Some readers may find that it challenges their current job or job-functions. If my views resonate with yours, you may find some benefit in the details covered in the posts and articles. If you disagree, that’s fine too. You can move on to other sites. But do check if your disagreement is primarily because the idea under contention poses a disruption to your current job, income sources, or investments.
So, here’s the list of my biases: (those having knowledge of contemporary RPA will be familiar with the terms mentioned in the list. It is okay if you are not familiar with RPA and the other abbreviations listed below. Through the course of this series, I will be describing these biases and terminologies in more detail. So wait until to you read those posts.)
- I believe that UI-Automation (a.k.a robotic process automation, or RPA), which has gained widespread popularity in recent years suffers severely due to lack of technical rigour.

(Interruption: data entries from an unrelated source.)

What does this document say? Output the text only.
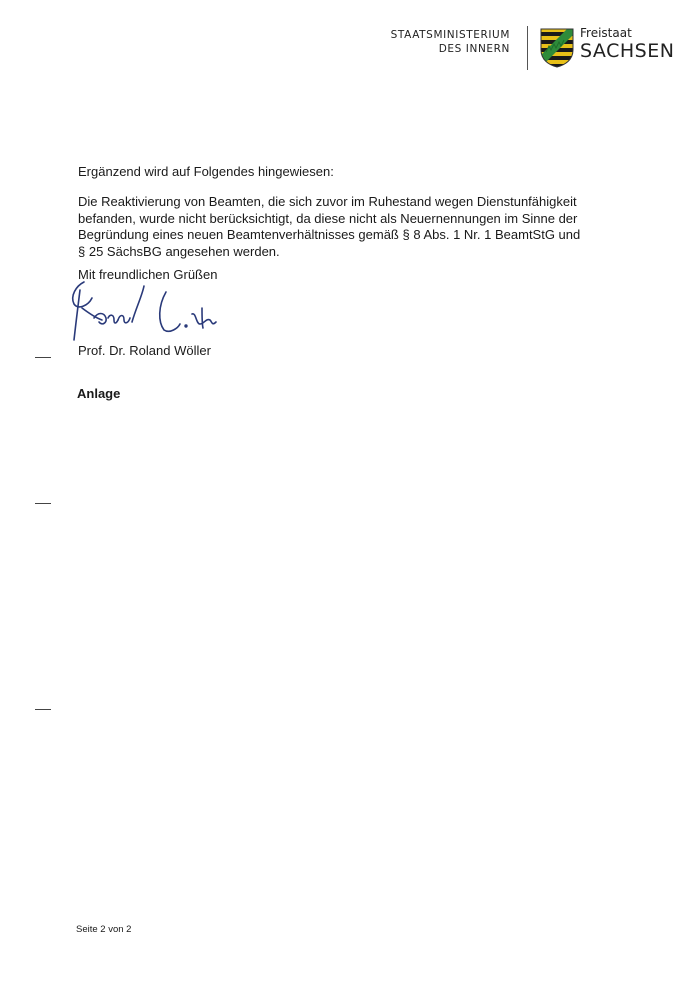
STAATSMINISTERIUM
DES INNERN
Freistaat
SACHSEN
Ergänzend wird auf Folgendes hingewiesen:
Die Reaktivierung von Beamten, die sich zuvor im Ruhestand wegen Dienstunfähigkeit befanden, wurde nicht berücksichtigt, da diese nicht als Neuernennungen im Sinne der Begründung eines neuen Beamtenverhältnisses gemäß § 8 Abs. 1 Nr. 1 BeamtStG und § 25 SächsBG angesehen werden.
Mit freundlichen Grüßen
Prof. Dr. Roland Wöller
Anlage
Seite 2 von 2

- RPA’s technical positioning is currently driven by “fluff” and a whole lot of airy-fairy nomenclature such as “intelligent automation” and “cognitive automation”, authored by technically clueless “analysts”.
- The latest in such nonsensical nomenclature is the term “hyperautomation”.
- It is a pity that technology evaluators and implementors – CIOs, VPs, Directors – the people who are getting paid to invent and discover better data processing techniques for their organisations – are relying on hype that is churned out by marketers, and marketers masquerading as analysts.
- There is nothing “intelligent” about “intelligent automation” in its current incarnation (circa 2022).
- Mixing “AI” (artificial intelligence) and “ML” (machine learning) into RPA does not make it a hot solution to any automation problem.
- Computer Vision and OCR (optical character recognition) techniques to read scanned documents and then feeding this to RPA will lead you into a mire. These techniques should be used very carefully and in limited scenarios. Relying on this method for partially successful automations will keep the industry forever in the medieval ages of partial digitisation.
- Process mining using keyboard-mouse recordings being fed into AI-based and rules-based engines will not lead to anything more than anecdotal successes. You are not going to be able to handle really complex “fan-out” of screen flows arising out of minute scenario variations.
- “Attended RPA” should no longer be encouraged. Many RPA use cases started off in the early days as attended automations. We have evolved beyond this now and attended RPA should be laid to rest.
- The concept of having a “bot per employee” is total nonsense. It is a grossly inefficient mode of automation; it discourages full automation by facilitating this half-baked state of attended-RPA; and worse still: it is a clever sales ploy to peg “bot” sales to employee count.
- Despite more than half a century of active deployment of data processing systems, we have still not realised the full potential of this technology. The primary reason is that automated data processing in organisations is fragmented; and these fragmented automations themselves are not suitably automated by a higher layer in a well defined manner.
I will update this list and add links to the posts that discuss my position on these topics.
My motivation for expanding my research and thought into process integration is for the following reasons:
- Enterprise software integration and process automation remains technically incomplete despite nearly half a century of active thought in this area. We need to sort this out permanently. There has to be a reasonable solution that can address software process integration and automation not only for past and present technologies, but also for future waves of enterprise software.
- We need to concentrate our efforts on being able to provide seamless integration and interoperation of heterogeneous, de-centralised data processing systems. Organisations should not aim for monolithic systems in order to achieve “better” integration.
- Straight-through-processing (STP) should be the ultimate goal of all data-processing systems. If human interventions are required, these should be integrated into the STP workflow and triggered in real-time, as opposed to the more common offline, pull-based approach that is prevalent.
- A desirable state to achieve would be to dynamically compose process flows and reduce the time-lag between physical business changes and their reflection in software systems.
The posts in this Process Integration Trilogy will take a journey through these biases and motivations.